I found it very calming and less guilt-ridden once I accepted that.

BlooperReel · 01/06/2018 11:50

I am from a working class background, and in terms of racism, I think 'shunning' those who hold distasteful, prejudiced, derogatory etc views, does far more harm than good. What happens is they are pushed together, there is comraderie and unity in declaring 'immigrants take all our jobs' for example. Being shunned for these opinions reinforces them.

What is needed, I think, is to at least attempt to see where these views are coming from, and find 'gentler' ways of disproving them rather than just labelling them a racist bigot and shutting it down.

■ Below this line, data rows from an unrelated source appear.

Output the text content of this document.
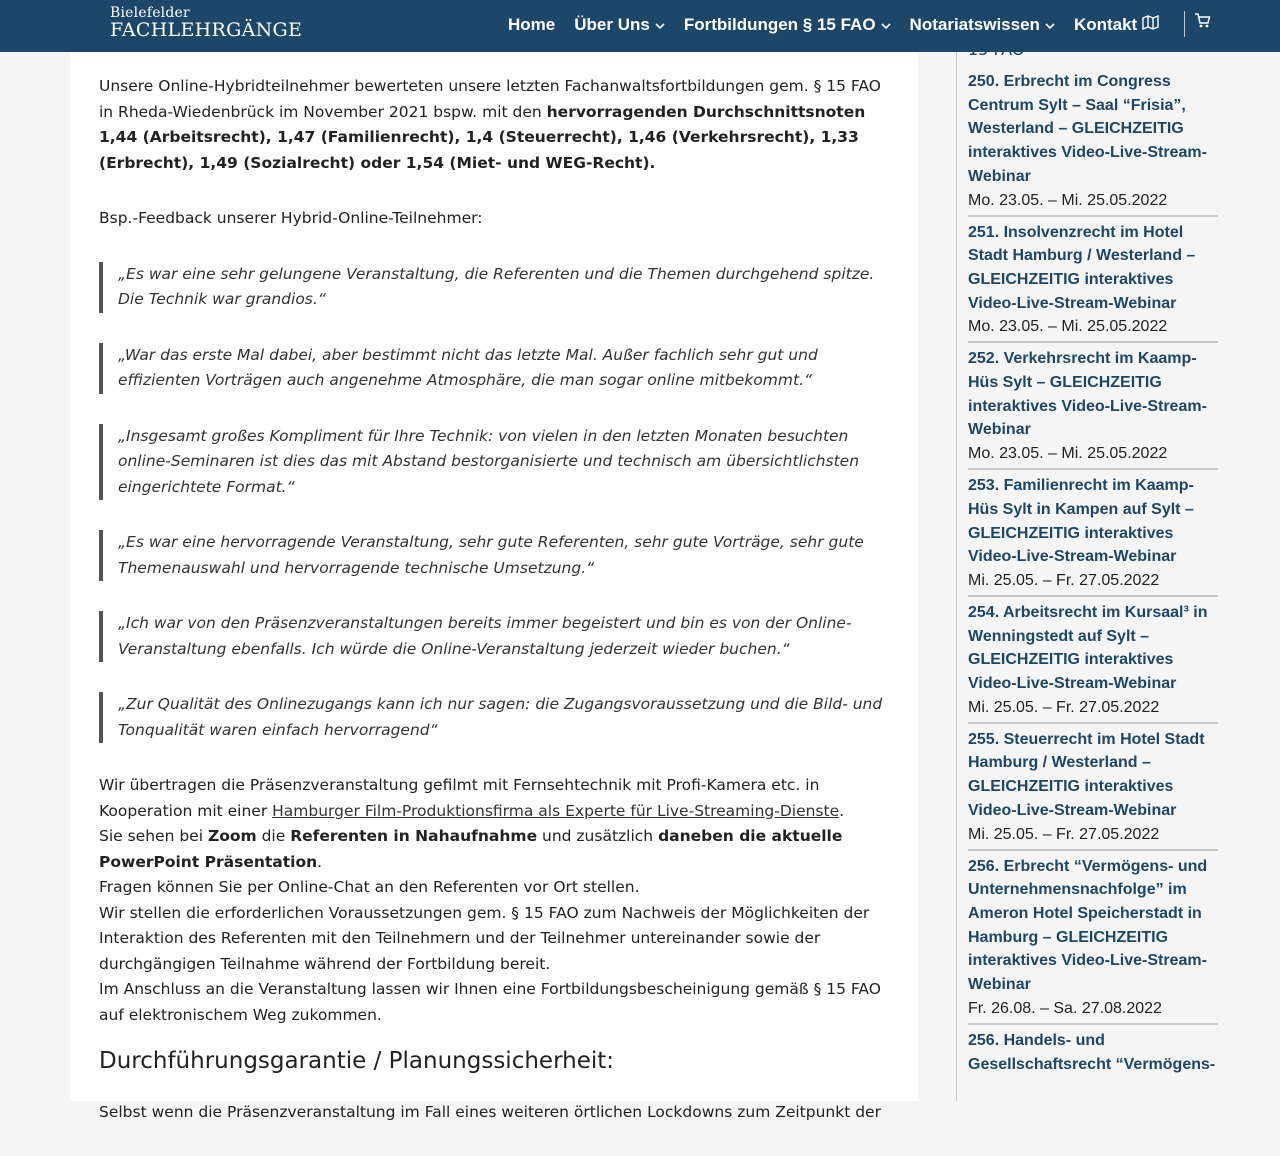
Bielefelder
FACHLEHRGÄNGE	Home Über Uns Fortbildungen § 15 FAO Notariatswissen Kontakt

Unsere Online-Hybridteilnehmer bewerteten unsere letzten Fachanwaltsfortbildungen gem. § 15 FAO in Rheda-Wiedenbrück im November 2021 bspw. mit den hervorragenden Durchschnittsnoten 1,44 (Arbeitsrecht), 1,47 (Familienrecht), 1,4 (Steuerrecht), 1,46 (Verkehrsrecht), 1,33 (Erbrecht), 1,49 (Sozialrecht) oder 1,54 (Miet- und WEG-Recht).

Bsp.-Feedback unserer Hybrid-Online-Teilnehmer:

„Es war eine sehr gelungene Veranstaltung, die Referenten und die Themen durchgehend spitze. Die Technik war grandios.“
„War das erste Mal dabei, aber bestimmt nicht das letzte Mal. Außer fachlich sehr gut und effizienten Vorträgen auch angenehme Atmosphäre, die man sogar online mitbekommt.“
„Insgesamt großes Kompliment für Ihre Technik: von vielen in den letzten Monaten besuchten online-Seminaren ist dies das mit Abstand bestorganisierte und technisch am übersichtlichsten eingerichtete Format.“
„Es war eine hervorragende Veranstaltung, sehr gute Referenten, sehr gute Vorträge, sehr gute Themenauswahl und hervorragende technische Umsetzung.“
„Ich war von den Präsenzveranstaltungen bereits immer begeistert und bin es von der Online- Veranstaltung ebenfalls. Ich würde die Online-Veranstaltung jederzeit wieder buchen.“
„Zur Qualität des Onlinezugangs kann ich nur sagen: die Zugangsvoraussetzung und die Bild- und Tonqualität waren einfach hervorragend“

Wir übertragen die Präsenzveranstaltung gefilmt mit Fernsehtechnik mit Profi-Kamera etc. in Kooperation mit einer Hamburger Film-Produktionsfirma als Experte für Live-Streaming-Dienste.
Sie sehen bei Zoom die Referenten in Nahaufnahme und zusätzlich daneben die aktuelle PowerPoint Präsentation.
Fragen können Sie per Online-Chat an den Referenten vor Ort stellen.
Wir stellen die erforderlichen Voraussetzungen gem. § 15 FAO zum Nachweis der Möglichkeiten der Interaktion des Referenten mit den Teilnehmern und der Teilnehmer untereinander sowie der durchgängigen Teilnahme während der Fortbildung bereit.
Im Anschluss an die Veranstaltung lassen wir Ihnen eine Fortbildungsbescheinigung gemäß § 15 FAO auf elektronischem Weg zukommen.

Durchführungsgarantie / Planungssicherheit:

Selbst wenn die Präsenzveranstaltung im Fall eines weiteren örtlichen Lockdowns zum Zeitpunkt der

250. Erbrecht im Congress Centrum Sylt – Saal “Frisia”, Westerland – GLEICHZEITIG interaktives Video-Live-Stream-Webinar
Mo. 23.05. – Mi. 25.05.2022
251. Insolvenzrecht im Hotel Stadt Hamburg / Westerland – GLEICHZEITIG interaktives Video-Live-Stream-Webinar
Mo. 23.05. – Mi. 25.05.2022
252. Verkehrsrecht im Kaamp-Hüs Sylt – GLEICHZEITIG interaktives Video-Live-Stream-Webinar
Mo. 23.05. – Mi. 25.05.2022
253. Familienrecht im Kaamp-Hüs Sylt in Kampen auf Sylt – GLEICHZEITIG interaktives Video-Live-Stream-Webinar
Mi. 25.05. – Fr. 27.05.2022
254. Arbeitsrecht im Kursaal³ in Wenningstedt auf Sylt – GLEICHZEITIG interaktives Video-Live-Stream-Webinar
Mi. 25.05. – Fr. 27.05.2022
255. Steuerrecht im Hotel Stadt Hamburg / Westerland – GLEICHZEITIG interaktives Video-Live-Stream-Webinar
Mi. 25.05. – Fr. 27.05.2022
256. Erbrecht “Vermögens- und Unternehmensnachfolge” im Ameron Hotel Speicherstadt in Hamburg – GLEICHZEITIG interaktives Video-Live-Stream-Webinar
Fr. 26.08. – Sa. 27.08.2022
256. Handels- und Gesellschaftsrecht “Vermögens-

With specific reference to racism in feminism, I think it is often more nuanced than the typical anti immigrant type of racism most think of when they consider racism. I think it is more ingrained, and often not conscious racism if that makes sense. So you have white women championing anti FGM laws vehemently, who end up shutting out FGM survivors and taking over as it were, instead of pushing those survivors, people who come from a culture where FGM is practiced, because they inherently feel they know better, can campaign better, can explain it better.

To stamp that out is more difficult, and takes real soul searching from individuals.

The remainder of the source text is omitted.